The study revealed that there could be a better and fairer alternative tipping process to the Employment (Allocation of Tips) Act 2023. Nearly half (44%) of operators would support the creation of a Tipping Standard Practice, an official tip amount implemented ‘across the board’ for customers and a standard process for businesses to distribute tips to staff.   

59% of staff support the concept, with 27% saying it would make financial planning easier and a further fifth saying it would be a fairer system for everyone. An overwhelming 73% of the 1,000 customers polled agreed it was a good idea.

The study also delved into tipping behaviour, revealing that nearly three quarters (74%) of UK hospitality companies either already, or plan to, add a service charge as standard for smaller tasks such as serving a pint, preparing a cocktail, checking people in or carrying luggage.
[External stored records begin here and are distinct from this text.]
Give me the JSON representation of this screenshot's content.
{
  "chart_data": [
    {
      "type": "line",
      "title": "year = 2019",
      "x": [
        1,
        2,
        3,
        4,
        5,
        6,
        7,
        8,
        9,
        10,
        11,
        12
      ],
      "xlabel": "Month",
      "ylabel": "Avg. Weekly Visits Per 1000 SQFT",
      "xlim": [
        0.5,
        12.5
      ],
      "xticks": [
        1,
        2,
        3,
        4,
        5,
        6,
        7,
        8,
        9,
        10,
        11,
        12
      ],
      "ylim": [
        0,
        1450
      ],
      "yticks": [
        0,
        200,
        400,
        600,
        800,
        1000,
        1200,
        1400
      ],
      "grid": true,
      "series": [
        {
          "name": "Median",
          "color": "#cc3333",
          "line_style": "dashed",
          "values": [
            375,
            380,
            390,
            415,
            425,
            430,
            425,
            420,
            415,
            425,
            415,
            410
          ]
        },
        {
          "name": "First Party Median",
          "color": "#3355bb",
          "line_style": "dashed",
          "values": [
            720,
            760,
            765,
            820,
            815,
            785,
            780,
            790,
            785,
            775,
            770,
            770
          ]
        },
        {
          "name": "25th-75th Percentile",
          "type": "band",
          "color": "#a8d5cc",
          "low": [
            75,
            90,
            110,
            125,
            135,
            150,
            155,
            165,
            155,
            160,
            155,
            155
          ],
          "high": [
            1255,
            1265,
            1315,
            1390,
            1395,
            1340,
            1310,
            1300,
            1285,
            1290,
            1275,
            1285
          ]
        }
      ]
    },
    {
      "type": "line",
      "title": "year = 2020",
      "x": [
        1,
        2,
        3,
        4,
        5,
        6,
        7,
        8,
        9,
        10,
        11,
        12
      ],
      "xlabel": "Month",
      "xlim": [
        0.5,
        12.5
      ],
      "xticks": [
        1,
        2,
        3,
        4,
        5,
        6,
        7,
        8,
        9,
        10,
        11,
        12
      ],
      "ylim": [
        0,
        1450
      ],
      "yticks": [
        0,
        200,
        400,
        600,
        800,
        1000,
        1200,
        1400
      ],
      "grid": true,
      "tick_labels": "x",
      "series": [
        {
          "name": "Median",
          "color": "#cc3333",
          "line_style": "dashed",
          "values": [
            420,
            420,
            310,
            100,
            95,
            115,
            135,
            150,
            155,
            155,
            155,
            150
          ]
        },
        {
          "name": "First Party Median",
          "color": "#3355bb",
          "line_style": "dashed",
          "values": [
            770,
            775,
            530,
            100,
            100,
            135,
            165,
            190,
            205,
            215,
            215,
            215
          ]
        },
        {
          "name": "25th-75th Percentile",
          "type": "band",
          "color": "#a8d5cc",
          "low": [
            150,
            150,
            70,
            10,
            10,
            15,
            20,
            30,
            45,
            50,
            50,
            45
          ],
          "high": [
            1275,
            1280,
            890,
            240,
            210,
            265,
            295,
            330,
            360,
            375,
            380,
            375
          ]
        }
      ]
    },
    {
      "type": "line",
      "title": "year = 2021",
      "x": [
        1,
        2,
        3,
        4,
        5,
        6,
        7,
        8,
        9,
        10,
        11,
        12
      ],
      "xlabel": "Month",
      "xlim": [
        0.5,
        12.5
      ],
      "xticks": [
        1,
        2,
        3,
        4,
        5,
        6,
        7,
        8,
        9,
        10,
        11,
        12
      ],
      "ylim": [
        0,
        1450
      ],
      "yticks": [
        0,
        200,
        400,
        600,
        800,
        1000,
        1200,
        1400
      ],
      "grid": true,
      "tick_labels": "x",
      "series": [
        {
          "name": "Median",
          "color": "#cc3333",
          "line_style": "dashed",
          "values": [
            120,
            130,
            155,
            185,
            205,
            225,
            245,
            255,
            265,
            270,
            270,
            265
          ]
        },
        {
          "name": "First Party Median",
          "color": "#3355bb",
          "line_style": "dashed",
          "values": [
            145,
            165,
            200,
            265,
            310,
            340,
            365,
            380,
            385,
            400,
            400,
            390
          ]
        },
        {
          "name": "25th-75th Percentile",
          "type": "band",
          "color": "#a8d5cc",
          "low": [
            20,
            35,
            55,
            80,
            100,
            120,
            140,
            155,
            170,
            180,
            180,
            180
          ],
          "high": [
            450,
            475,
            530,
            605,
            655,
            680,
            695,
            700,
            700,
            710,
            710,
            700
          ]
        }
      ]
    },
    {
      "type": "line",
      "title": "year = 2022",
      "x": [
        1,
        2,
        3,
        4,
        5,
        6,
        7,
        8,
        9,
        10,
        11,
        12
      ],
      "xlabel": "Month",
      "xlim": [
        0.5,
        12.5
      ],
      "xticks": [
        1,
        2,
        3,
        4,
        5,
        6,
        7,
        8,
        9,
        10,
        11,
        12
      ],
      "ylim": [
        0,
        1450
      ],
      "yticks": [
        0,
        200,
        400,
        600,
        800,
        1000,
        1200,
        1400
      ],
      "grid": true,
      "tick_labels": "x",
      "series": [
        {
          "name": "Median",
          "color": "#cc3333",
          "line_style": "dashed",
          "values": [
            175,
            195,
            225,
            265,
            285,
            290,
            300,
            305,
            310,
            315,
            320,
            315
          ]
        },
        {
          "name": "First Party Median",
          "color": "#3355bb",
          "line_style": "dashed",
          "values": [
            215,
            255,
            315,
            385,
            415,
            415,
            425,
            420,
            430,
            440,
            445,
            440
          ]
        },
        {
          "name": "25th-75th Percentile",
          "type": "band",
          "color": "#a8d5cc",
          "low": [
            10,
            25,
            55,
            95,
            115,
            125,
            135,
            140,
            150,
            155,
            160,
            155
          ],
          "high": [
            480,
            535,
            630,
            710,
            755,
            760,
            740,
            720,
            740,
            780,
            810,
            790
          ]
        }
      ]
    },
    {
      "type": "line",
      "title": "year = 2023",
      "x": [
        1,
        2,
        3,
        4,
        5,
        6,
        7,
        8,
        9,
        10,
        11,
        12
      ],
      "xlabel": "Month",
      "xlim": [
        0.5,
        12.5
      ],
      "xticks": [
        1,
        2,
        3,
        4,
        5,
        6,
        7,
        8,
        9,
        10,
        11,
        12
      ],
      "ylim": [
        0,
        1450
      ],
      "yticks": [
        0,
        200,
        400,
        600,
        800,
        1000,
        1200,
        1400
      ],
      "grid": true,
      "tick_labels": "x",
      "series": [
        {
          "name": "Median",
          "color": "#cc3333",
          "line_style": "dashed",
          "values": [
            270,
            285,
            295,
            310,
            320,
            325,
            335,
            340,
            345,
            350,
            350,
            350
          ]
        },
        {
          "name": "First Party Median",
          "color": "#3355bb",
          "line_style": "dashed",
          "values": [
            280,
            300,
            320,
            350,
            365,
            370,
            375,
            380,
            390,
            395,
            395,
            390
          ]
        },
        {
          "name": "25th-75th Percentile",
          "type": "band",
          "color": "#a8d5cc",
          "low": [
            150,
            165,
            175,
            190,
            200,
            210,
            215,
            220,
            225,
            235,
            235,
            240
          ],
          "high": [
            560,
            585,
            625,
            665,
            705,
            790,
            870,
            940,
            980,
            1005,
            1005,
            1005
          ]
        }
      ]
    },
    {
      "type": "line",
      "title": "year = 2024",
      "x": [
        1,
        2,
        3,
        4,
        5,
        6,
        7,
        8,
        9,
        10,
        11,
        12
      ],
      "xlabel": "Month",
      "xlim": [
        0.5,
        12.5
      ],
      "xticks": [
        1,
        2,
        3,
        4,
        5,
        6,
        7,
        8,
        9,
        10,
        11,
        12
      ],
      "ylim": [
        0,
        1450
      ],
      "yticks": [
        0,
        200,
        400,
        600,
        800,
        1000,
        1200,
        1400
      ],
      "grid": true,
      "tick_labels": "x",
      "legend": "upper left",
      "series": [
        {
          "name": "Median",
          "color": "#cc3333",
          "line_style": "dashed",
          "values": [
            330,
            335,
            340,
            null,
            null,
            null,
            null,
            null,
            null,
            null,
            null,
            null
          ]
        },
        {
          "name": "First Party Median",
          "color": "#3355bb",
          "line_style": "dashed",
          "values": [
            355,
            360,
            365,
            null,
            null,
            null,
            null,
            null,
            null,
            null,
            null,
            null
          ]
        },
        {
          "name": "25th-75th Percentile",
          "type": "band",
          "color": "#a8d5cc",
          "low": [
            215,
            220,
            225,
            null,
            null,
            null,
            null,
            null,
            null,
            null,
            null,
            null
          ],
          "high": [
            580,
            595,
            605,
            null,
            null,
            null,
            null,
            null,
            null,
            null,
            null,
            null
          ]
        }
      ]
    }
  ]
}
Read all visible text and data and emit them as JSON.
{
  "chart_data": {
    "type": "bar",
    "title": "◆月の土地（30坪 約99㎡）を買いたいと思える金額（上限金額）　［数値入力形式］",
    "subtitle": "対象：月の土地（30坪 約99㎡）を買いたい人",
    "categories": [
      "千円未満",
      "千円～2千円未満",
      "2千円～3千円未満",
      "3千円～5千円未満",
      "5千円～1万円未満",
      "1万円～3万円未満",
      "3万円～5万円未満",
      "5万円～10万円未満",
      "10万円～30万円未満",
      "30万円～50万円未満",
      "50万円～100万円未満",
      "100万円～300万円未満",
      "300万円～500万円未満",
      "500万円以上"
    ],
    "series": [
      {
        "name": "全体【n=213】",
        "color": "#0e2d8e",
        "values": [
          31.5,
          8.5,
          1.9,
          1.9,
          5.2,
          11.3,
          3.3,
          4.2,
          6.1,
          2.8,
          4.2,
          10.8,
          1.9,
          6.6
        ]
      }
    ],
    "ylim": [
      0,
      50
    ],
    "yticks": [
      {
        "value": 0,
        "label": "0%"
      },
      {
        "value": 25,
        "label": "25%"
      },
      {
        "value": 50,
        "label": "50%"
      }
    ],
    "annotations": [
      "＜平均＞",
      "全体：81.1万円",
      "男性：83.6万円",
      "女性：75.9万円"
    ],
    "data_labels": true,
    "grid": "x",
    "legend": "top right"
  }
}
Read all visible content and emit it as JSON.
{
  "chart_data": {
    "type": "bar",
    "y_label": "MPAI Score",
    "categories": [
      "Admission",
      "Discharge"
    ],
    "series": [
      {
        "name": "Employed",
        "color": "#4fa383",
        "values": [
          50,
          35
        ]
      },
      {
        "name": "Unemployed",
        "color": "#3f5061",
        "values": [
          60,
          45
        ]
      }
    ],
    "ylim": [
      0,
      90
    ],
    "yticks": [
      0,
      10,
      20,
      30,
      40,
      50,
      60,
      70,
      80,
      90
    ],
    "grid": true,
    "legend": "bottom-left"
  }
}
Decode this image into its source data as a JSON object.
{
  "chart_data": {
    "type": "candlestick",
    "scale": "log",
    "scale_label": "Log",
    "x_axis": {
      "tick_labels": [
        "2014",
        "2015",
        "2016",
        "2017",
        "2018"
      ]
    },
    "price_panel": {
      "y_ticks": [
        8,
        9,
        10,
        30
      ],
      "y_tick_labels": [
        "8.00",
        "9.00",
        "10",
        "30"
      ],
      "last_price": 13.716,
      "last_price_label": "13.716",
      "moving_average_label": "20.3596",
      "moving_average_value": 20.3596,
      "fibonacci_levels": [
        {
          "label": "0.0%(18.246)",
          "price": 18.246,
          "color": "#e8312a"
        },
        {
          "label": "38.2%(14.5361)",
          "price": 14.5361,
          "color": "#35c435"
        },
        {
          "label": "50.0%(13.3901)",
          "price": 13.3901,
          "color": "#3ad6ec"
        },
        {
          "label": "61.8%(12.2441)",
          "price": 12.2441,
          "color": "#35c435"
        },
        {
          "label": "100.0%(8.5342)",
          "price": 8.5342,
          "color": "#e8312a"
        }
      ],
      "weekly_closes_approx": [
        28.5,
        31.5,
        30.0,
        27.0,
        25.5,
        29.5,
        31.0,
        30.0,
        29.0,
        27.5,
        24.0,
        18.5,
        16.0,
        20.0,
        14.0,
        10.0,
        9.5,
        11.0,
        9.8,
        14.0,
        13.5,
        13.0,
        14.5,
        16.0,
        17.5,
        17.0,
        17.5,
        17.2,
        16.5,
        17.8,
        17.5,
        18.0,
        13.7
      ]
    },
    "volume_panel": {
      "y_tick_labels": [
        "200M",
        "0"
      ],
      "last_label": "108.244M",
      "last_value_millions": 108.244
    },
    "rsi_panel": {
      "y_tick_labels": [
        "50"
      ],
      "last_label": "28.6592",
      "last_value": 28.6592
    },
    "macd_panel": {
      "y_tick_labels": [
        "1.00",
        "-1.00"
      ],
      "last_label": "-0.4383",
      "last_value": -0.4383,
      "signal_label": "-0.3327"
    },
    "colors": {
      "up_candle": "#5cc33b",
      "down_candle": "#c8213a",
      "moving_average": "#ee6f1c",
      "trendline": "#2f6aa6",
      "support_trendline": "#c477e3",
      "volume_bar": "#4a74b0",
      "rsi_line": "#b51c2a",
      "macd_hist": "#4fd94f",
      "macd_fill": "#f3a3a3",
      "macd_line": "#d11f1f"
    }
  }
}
Nearly 1 in 3 operators will add a service charge of between 5-10 per cent for such tasks, suggesting that the UK is heading towards an American-style service charge, where 20% is the standard gratuity for all types of service.  

The British public also support the Americanisation of tips, with 73% of customers agreeing that people should tip when buying drinks at a bar and over a third (34%) saying they should tip bar staff between 10-20% for making their drinks. 

Scott Muncaster, founder and Managing Director of three rocks, said, “The UK hospitality industry has been under immense pressure in the last few years.

“Beginning with the pandemic, then one of the biggest labour and skills shortages in decades, and now the cost-of-living crisis, operators need all the help they can get. This legislation, although introduced with good intentions, could push many businesses to breaking point as our research shows.

The reality is that increasing costs by tens of thousands of pounds a month isn’t viable for many in the current climate. 

“Tipping has long been a sticking point for customers, staff and businesses, with many not knowing what to expect, what to give, or how to spread tips out among employees. The research shows that clarity and transparency is needed to help all three parties find a standardised process for tipping.”